Stok Pangan Jambi Aman hingga 114 Hari
Pasar: Salah satu pedagang ayam di Pasar Aur Duri Kota Jambi.-DOK/JAMBI INDEPENDENT-
JAMBI,JAMBIKORAN.COM - Kabar baik datang dari Dinas Ketahanan Pangan Provinsi Jambi. Pemerintah Provinsi Jambi memastikan ketersediaan pangan utama masih dalam kondisi aman.
Kepala Dinas Ketahanan Pangan Provinsi Jambi Johansyah, mengatakan berdasarkan prediksi neraca pangan, sebanyak 12 komoditas pangan strategis di Jambi masih mencukupi.
“Untuk beras saja, stok kita masih diprediksi aman hingga 114 hari. Jagung juga masih lebih dari dua bulan, kedelai sekitar dua bulan. Rata-rata 12 komoditas itu masih aman,” kata Johansyah saat diwawancarai.
Meski stok aman, Pemprov Jambi tidak tinggal diam. Upaya utama saat ini adalah menjaga kelancaran pasokan dan mengendalikan harga, terutama pada komoditas penyumbang inflasi.
Johansyah juga mengatakan pemerintah akan terus melakukan intervensi pasar jika terjadi lonjakan harga.
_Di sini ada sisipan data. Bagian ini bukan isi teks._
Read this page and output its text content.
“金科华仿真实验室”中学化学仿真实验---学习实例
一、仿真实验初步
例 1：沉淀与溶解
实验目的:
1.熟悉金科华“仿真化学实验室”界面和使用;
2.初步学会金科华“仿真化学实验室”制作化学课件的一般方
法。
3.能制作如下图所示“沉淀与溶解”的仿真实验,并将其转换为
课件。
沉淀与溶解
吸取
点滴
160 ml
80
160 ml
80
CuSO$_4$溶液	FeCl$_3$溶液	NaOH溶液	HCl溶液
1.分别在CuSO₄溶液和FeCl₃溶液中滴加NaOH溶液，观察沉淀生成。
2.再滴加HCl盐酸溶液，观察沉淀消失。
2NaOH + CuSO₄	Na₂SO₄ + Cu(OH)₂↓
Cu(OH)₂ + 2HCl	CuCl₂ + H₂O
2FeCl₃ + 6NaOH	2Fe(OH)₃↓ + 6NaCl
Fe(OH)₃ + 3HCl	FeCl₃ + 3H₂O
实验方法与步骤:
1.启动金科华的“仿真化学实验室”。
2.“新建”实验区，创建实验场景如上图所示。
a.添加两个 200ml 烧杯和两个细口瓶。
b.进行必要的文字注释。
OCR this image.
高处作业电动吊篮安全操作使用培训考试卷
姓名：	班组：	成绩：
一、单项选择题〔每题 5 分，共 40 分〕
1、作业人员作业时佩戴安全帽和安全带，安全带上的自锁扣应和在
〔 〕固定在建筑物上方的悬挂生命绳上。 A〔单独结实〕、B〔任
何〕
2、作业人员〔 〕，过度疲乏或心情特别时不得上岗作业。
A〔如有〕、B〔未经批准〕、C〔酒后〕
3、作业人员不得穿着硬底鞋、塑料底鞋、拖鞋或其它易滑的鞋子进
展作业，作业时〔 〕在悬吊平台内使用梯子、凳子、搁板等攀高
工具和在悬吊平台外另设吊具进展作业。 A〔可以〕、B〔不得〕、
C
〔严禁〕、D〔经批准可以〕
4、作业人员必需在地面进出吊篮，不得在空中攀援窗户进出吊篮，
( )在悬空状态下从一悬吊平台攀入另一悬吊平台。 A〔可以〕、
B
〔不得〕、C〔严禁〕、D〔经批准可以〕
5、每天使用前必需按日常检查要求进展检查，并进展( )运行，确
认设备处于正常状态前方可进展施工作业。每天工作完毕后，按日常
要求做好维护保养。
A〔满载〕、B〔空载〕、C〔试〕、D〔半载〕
Salah satunya melalui operasi pasar bersubsidi, seperti yang sebelumnya dilakukan pada bawang merah keriting dan cabai rawit hijau.
“Kalau harga naik tinggi, kita intervensi. Operasi pasar itu salah satu langkah konkret pemerintah,” kata Johansyah.
Sementara itu Pemprov Jambi kedepannya juga berencana menetapkan Harga Eceran Tertinggi (HET) untuk sejumlah komoditas yang berpotensi memicu inflasi daerah.
“Kalau beras, minyak goreng, dan gula sudah ada HET yang ditetapkan dari pemerintah. Tinggal cabai merah keriting, cabai rawit hijau dan merah, serta daging ayam yang akan kita tetapkan HET nya di daerah,” katanya
Ia juga mengatakan penetapan HET ini akan diawali dengan dialog bersama distributor dan pedagang, agar harga yang ditetapkan realistis dan dapat diterapkan di lapangan.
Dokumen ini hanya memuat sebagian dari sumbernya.